Knight's Uncrossed Open and Polygons

In 1968, L. D. Yarbrough introduced a new variant on the classic problem of knight's tour. In addition to the rule that a knight touring a chessboard cannot visit the same cell twice, the knight is also not

permitted to cross its own path (the path consists of straight lines drawn between the center of the starting and ending square of every jump). The 6x6 tour found by Yarbrough can be improved from

16 to 17 jumps. It was discovered by a mathematician named Donal Knuth. This just proves that any Mathlete can improve on solutions by other mathematicians. So I challenged the Mathletes to improve on the former record for each Open and Closed Uncrossed Knight’s Tour for each grid size. If they improve on the old record, they get their faces on a Mathlete Dollar and win the 1,000,000 Mathlete Dollar.

What is the longest possible route without self-crossings for the chess knight to travel on the 3x3, 4x4, 5x5, 6x6, 8x8, and 10x10 board for an open and closed tour?

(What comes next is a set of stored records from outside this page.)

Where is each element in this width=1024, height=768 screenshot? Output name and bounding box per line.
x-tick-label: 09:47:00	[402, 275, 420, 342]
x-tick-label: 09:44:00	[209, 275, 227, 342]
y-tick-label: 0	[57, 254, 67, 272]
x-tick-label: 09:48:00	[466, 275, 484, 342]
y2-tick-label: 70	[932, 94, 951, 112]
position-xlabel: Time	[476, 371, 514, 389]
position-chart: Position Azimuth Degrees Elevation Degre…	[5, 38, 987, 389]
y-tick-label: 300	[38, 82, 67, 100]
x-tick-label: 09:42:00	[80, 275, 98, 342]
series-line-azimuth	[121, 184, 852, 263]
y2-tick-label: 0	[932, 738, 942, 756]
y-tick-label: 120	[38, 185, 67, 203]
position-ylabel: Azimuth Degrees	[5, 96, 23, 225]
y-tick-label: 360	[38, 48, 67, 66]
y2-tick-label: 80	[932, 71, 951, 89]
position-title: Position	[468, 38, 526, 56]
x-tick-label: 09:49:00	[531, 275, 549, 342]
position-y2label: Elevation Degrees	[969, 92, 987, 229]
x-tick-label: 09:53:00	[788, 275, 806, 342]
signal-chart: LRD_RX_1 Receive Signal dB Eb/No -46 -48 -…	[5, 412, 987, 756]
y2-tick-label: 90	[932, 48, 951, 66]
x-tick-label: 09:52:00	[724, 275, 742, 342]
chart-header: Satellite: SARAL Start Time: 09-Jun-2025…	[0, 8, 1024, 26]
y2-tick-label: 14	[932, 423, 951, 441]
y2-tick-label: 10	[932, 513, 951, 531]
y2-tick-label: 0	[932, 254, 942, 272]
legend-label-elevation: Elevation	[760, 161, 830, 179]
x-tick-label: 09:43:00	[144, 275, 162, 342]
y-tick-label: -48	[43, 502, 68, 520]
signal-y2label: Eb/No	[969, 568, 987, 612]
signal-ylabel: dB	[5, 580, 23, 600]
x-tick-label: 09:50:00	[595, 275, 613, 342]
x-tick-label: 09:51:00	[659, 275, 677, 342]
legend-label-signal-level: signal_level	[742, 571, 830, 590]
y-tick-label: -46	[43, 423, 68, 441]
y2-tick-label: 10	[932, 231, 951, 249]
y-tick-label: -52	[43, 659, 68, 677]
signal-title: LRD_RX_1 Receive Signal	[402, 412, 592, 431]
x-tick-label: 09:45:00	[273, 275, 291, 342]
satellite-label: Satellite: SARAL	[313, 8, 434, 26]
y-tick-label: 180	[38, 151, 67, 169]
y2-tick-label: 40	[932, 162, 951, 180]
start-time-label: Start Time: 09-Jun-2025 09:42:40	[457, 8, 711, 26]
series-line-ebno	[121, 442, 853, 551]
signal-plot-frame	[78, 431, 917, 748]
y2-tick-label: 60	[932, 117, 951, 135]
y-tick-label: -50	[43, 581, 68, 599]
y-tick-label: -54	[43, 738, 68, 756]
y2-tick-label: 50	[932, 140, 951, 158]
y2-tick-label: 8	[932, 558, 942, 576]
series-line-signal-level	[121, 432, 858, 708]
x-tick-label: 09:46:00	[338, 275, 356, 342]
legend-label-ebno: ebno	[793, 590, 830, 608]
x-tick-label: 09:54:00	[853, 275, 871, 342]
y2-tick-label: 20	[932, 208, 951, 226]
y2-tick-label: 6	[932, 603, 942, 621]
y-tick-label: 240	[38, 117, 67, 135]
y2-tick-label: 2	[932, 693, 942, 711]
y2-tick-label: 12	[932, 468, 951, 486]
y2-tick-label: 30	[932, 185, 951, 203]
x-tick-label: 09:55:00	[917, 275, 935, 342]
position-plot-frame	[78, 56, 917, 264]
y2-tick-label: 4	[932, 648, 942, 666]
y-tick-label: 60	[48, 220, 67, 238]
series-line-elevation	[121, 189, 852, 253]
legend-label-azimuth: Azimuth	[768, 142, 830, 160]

You will see on page one of the pdf, a chart with the records for each. For example, on the 8 x 8 board, the record for an open tour is 35 and for a closed tour is 32. My best on this board for a closed tour is 28. When you look at my solution, you see that it is a 28-sided polygon (straight sides, no crossing, and closed). This is called icosikaioctagon or you might call it octaicosagon. Each polygon has a name given it in Greek or Latin. The smallest number of sides a polygon can have is a triangle or trigon, next, a quadrilateral or tetragon, pentagon, hexagon, septagon (7) and so on. The children were fascinated by learning that September from septa is the 7th month, October the 8th, December the 10th, but …. Of course, we know that September is actually the 9th month, October, the 10th, and so on. This is because Julius Ceasar and Augustus Octavius, emperors of Rome wanted months named after themselves and added July and August moving the final four months back two.

They were able to find the names of 100 sided polygons by thinking of decade is to 10 years is to decagon (10 sides) as century is to 100 years is to 100 sides; then 1000 sides must be miligon. While they would be correct, it is actually called a chiligon.

I can’t wait to see their solutions.